I suspect these two days would be better spent writing a script that
just scans through the records in chronological order, with
hand-written code to summarize them the way you need. It would be an
order of magnitude faster than anything you could come up with in pure
SQL.
Yes, I agree that a hand-written script will be much faster, but I would
like to have the final aggregated data loaded into sqlite, since I have
to work with that data (perform all kind of queries). The problem is
that for a complete analysis I need all the aggregated time frames from
2 minutes to 1440 minutes (1 day), since I have to search for the
optimum time frame.
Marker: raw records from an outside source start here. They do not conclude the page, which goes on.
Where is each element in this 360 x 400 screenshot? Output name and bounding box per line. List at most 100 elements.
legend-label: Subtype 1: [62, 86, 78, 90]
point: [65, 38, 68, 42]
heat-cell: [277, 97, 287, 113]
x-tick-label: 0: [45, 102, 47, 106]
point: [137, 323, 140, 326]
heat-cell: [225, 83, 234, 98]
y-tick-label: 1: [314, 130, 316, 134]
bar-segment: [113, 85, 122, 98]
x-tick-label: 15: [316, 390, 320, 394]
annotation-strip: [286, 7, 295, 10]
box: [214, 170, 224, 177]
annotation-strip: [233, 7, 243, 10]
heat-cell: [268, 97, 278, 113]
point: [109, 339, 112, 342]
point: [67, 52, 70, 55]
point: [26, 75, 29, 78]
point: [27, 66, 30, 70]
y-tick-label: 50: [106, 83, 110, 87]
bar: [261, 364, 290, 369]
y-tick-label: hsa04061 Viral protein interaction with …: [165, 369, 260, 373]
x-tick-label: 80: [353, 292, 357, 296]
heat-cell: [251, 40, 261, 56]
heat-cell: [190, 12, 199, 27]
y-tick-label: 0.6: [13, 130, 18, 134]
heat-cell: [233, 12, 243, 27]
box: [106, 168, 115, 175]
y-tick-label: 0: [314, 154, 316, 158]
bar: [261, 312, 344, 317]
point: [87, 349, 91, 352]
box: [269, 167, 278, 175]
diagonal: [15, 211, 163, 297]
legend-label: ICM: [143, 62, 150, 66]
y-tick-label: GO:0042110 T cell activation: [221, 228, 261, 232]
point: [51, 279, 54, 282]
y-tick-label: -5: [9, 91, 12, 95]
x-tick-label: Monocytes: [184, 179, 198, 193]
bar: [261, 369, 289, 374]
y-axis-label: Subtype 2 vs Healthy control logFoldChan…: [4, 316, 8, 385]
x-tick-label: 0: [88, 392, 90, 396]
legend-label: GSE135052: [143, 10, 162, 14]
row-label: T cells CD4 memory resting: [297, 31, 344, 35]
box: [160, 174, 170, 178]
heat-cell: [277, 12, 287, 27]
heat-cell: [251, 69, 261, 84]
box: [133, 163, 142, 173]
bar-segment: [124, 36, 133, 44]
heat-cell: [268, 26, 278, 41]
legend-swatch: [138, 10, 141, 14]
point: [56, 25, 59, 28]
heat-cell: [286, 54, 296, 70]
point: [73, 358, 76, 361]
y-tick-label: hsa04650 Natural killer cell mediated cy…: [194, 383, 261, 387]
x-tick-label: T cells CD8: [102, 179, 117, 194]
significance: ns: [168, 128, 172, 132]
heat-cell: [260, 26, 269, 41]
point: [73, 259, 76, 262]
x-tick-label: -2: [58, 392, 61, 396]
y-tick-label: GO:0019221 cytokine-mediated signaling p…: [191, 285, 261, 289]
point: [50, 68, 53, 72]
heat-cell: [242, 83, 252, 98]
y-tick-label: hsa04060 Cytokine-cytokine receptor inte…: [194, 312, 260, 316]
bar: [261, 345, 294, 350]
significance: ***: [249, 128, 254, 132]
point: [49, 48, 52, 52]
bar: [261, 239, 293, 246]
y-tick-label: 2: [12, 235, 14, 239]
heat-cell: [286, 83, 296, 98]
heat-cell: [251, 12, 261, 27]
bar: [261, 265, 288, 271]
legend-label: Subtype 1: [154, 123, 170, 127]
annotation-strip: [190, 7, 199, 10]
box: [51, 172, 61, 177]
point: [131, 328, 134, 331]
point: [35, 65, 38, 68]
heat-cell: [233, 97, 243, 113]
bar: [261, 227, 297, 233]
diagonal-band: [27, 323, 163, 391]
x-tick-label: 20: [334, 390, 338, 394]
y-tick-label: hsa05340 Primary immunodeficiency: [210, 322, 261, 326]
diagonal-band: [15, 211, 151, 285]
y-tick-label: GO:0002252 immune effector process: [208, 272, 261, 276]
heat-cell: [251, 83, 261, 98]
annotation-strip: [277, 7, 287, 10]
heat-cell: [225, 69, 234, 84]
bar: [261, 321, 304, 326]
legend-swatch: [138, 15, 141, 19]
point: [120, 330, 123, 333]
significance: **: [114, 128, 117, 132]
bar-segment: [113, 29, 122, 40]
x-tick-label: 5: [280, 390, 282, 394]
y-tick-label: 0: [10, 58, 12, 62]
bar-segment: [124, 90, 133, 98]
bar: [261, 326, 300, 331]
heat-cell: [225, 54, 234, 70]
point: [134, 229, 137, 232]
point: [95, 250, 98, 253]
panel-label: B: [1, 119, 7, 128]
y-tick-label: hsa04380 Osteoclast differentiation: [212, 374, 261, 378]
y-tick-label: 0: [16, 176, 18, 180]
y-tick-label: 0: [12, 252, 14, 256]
For a 10 years EURUSD pair that would mean around 27
millions of records. ¿Can sqlite manage such a big table? On the other
side, I don't mind to wait a couple of seconds (and the question that
I'm trying to anwer is if that it is possible) for sqlite to aggregate
data to the current time frame being analysed since analysis time would
be much longer than query time. But if aggregating data in 5 minutes
intervals takes 1 day and I cannot reduce that time to order of seconds,
I will try to find another solution, for example to have 1440 database
files, one for each time frame, but that seems to me a very ugly solution.